Des marins dans la tourmente
On assure dans les popotes que les marins sont de fortes personnalités, de fins observateurs, souvent des écrivains de talent et parfois d’honorables cavaliers. À toutes ces qualités, le capitaine de corvette (er) du Moulin de Labarthète ajoute un humour souvent féroce pour témoigner de la participation de la Marine française à la Seconde Guerre mondiale, mais aussi une grande générosité puisqu’il a attribué ses droits d’auteur aux œuvres de la marine.
Pendant ce conflit mondial, la tourmente soufflant sur les marins français est venue d’horizons bien inattendus, et c’est tout l’intérêt des témoignages apportés par ce jeune enseigne de vaisseau admis à l’École navale en 1939 et qui quittera la Marine en 1954. Dans une France occupée aux deux tiers, affecté à Toulon au cabinet d’un amiral d’une Marine immobilisée faute de carburant mais vivant dans le souvenir précis de l’amputation de ses forces à Mers el-Kébir par les Anglais, il se porte volontaire pour la première mission extérieure qui se présente. Elle ne manque pas de mystère ni d’imprévu : deux changements de baptême du bateau, équipement clandestin d’armement, louvoiement entre les obstacles dressés par l’Union Jack sur toutes les mers, depuis Gibraltar jusqu’à Djibouti par le grand tour de l’Afrique. Puis la tourmente anglaise s’abat sur Madagascar et l’auteur blessé en résistant au débarquement, soigné en Afrique du Sud, est ramené puis interné en Grande-Bretagne en 1942 : « matricule X 818 », le X étant normalement réservé aux Allemands et le Y aux Italiens.
Mais le Reich occupe la France entière et le sabordage de notre flotte de haute mer à Toulon devient un gage de loyauté pour la Grande-Bretagne qui consent à rendre les marins français détenus sur ses « pontons ». Le lieutenant de vaisseau de Labarthète peut enfin, en février 1943, prendre part aux combats à titre d’« allié » ; il escortera des convois dans l’Atlantique, faisant ainsi connaissance avec l’Amérique puis avec les torpilles allemandes qui mettront fin à la carrière de son bateau, le ravitailleur Le Lot, mais non à la dignité de son camarade de promotion, le lieutenant de vaisseau Braud, recueilli nageant en pleine mer avec sa casquette sur la tête. Mais le vent politique intérieur souffle plus violemment que jamais à Alger : luttes pour le pouvoir, « notamment entre les généraux Giraud et de Gaulle », débauchage des militaires, propagande échevelée et, bien sûr, épurations. À signaler toutefois une inversion dans le renvoi 3 (page 92) concernant le rétablissement du décret Crémieux par Giraud : ce décret instaurait non pas l’égalité civique entre juifs et musulmans, mais une inégalité aux dépens des musulmans. L’auteur observe ce microcosme algérois où les communistes se refont des virginités patriotiques au nom de la « Résistance », où évoluent de curieuses personnalités comme l’amiral Muselier, premier rallié à de Gaulle et premier à le quitter après lui avoir inventé la « Croix de Lorraine ».

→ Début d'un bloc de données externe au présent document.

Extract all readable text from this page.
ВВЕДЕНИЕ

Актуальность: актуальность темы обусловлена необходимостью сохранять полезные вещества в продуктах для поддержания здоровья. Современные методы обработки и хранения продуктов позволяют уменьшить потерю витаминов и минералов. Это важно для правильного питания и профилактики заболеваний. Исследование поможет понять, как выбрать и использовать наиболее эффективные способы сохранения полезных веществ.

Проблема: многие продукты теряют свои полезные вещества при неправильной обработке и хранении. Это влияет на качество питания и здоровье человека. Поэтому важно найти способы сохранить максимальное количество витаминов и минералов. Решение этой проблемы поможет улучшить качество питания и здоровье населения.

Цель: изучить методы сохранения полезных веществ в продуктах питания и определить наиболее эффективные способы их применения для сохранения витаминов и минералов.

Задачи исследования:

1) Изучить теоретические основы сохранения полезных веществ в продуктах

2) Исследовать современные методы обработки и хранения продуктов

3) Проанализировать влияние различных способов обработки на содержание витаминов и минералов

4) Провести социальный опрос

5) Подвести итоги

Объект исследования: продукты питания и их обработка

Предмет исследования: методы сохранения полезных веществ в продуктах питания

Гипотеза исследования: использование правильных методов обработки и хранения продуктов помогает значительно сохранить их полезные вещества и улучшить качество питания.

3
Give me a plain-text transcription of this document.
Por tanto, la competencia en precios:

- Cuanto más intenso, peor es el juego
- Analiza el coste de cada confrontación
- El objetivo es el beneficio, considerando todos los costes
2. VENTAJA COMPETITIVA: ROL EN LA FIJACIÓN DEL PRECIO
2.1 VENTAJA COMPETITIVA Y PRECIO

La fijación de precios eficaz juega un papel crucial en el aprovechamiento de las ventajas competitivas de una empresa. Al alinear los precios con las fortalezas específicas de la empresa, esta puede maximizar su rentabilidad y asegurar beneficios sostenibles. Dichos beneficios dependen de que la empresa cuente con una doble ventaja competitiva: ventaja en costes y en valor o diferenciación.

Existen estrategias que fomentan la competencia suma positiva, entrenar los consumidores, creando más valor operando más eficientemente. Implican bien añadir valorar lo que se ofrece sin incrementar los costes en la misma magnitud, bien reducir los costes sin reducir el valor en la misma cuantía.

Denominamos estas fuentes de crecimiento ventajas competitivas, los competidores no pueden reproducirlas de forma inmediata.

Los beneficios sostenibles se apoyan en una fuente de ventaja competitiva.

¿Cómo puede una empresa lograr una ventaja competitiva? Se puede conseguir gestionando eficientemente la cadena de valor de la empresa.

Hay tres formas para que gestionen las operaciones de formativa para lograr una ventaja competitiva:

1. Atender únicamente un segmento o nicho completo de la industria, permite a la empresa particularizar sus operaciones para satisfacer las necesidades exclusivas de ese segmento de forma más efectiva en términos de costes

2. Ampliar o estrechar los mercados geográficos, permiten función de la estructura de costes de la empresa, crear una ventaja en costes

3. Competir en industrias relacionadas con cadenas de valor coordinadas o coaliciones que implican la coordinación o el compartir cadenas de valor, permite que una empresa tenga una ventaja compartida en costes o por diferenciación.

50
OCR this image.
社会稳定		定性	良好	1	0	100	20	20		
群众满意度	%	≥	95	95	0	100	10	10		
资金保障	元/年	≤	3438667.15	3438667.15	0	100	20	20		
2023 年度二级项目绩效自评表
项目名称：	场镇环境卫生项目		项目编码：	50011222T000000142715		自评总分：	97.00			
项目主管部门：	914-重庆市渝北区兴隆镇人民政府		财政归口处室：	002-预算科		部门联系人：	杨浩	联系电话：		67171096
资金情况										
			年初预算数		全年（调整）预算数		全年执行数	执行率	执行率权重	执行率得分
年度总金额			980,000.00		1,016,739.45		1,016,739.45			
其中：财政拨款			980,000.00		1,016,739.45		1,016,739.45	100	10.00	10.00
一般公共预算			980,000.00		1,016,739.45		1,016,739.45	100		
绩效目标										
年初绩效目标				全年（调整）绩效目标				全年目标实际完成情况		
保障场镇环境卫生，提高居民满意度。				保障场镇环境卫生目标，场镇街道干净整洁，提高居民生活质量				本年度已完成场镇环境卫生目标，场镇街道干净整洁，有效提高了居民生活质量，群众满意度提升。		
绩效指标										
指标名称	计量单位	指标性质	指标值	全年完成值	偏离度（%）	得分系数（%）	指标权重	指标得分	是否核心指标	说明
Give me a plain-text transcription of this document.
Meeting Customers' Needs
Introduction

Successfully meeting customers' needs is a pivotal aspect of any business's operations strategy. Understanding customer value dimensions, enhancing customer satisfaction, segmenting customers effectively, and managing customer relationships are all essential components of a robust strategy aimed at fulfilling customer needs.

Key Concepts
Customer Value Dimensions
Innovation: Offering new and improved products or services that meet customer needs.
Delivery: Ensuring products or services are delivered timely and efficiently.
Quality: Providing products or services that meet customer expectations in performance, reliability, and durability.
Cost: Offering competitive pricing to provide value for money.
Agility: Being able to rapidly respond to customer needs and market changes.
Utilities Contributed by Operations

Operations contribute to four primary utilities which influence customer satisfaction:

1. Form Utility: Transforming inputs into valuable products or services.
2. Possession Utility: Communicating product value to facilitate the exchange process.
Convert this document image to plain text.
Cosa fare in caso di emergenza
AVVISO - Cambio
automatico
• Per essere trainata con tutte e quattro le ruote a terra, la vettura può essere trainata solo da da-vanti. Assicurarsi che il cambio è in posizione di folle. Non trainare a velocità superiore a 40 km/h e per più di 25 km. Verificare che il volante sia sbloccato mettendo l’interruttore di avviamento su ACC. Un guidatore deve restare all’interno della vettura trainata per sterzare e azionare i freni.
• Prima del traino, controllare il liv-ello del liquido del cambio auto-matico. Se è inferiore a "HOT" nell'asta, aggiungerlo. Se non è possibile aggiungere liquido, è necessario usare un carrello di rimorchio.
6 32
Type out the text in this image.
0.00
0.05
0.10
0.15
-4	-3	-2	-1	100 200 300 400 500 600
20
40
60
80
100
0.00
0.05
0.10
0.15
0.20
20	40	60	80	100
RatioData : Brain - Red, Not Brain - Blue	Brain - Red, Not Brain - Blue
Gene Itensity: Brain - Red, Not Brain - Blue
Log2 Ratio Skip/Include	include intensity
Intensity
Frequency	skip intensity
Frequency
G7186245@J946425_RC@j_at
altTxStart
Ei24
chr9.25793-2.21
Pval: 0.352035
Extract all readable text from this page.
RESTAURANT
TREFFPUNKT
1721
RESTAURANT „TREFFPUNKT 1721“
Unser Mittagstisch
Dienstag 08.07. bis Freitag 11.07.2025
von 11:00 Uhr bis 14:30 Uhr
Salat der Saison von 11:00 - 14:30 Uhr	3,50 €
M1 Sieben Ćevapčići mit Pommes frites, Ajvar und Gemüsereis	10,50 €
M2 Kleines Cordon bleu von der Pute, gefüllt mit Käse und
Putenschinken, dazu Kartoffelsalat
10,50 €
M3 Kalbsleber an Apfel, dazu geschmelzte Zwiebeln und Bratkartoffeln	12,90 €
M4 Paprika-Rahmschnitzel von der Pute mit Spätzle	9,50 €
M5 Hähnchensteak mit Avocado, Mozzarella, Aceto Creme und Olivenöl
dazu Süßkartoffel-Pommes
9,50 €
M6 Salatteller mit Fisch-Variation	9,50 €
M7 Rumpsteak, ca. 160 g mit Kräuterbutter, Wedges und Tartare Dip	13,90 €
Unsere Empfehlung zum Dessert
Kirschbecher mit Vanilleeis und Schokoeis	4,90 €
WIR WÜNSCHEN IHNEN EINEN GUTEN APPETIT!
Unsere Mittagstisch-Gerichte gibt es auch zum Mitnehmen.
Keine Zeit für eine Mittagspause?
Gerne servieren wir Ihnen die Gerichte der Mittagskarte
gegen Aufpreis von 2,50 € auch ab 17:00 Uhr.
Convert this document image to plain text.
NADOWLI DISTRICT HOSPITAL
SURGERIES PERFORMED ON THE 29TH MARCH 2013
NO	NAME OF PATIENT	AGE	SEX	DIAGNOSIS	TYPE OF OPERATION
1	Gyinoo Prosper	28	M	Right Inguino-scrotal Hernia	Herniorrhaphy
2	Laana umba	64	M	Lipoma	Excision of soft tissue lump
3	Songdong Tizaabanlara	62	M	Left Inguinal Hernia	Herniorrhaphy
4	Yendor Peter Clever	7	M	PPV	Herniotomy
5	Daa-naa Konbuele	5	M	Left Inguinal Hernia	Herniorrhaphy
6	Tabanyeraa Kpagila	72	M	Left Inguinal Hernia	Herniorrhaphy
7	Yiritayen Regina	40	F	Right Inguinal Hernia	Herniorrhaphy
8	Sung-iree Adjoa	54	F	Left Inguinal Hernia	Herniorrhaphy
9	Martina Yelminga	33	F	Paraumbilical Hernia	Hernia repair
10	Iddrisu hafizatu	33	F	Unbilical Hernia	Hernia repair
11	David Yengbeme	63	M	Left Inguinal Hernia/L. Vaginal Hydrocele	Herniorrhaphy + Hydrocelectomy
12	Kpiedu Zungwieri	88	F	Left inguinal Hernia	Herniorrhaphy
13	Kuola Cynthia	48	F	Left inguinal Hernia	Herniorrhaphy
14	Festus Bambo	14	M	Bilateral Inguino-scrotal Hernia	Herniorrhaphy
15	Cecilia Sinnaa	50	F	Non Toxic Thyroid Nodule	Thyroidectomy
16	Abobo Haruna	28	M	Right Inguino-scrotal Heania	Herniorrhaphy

Pour revenir au vrai métier de marin et aux vrais objectifs de la guerre, embarquement sur le torpilleur Le Basque, qui va participer au débarquement de troupes françaises à Ajaccio dans le cadre de l’opération Vésuve, conçue et conduite par le général Giraud pour libérer la Corse. La Méditerranée n’est pas encore « mare nostrum », les U-Boote maintiennent une réelle menace. La Luftwaffe essaye de nouvelles bombes que l’on qualifierait aujourd’hui d’intelligentes, et dont le commandement français, toujours imaginatif, conseille de brouiller le téléguidage au moyen d’un rasoir électrique toujours prêt à la passerelle. De retour dans l’Atlantique, Le Basque assiste à la réduction de la « poche de Royan » pour essuyer le 7 mai 1945, veille de la capitulation allemande, les derniers tirs du « mur », depuis ses ouvrages de l’île de Ré.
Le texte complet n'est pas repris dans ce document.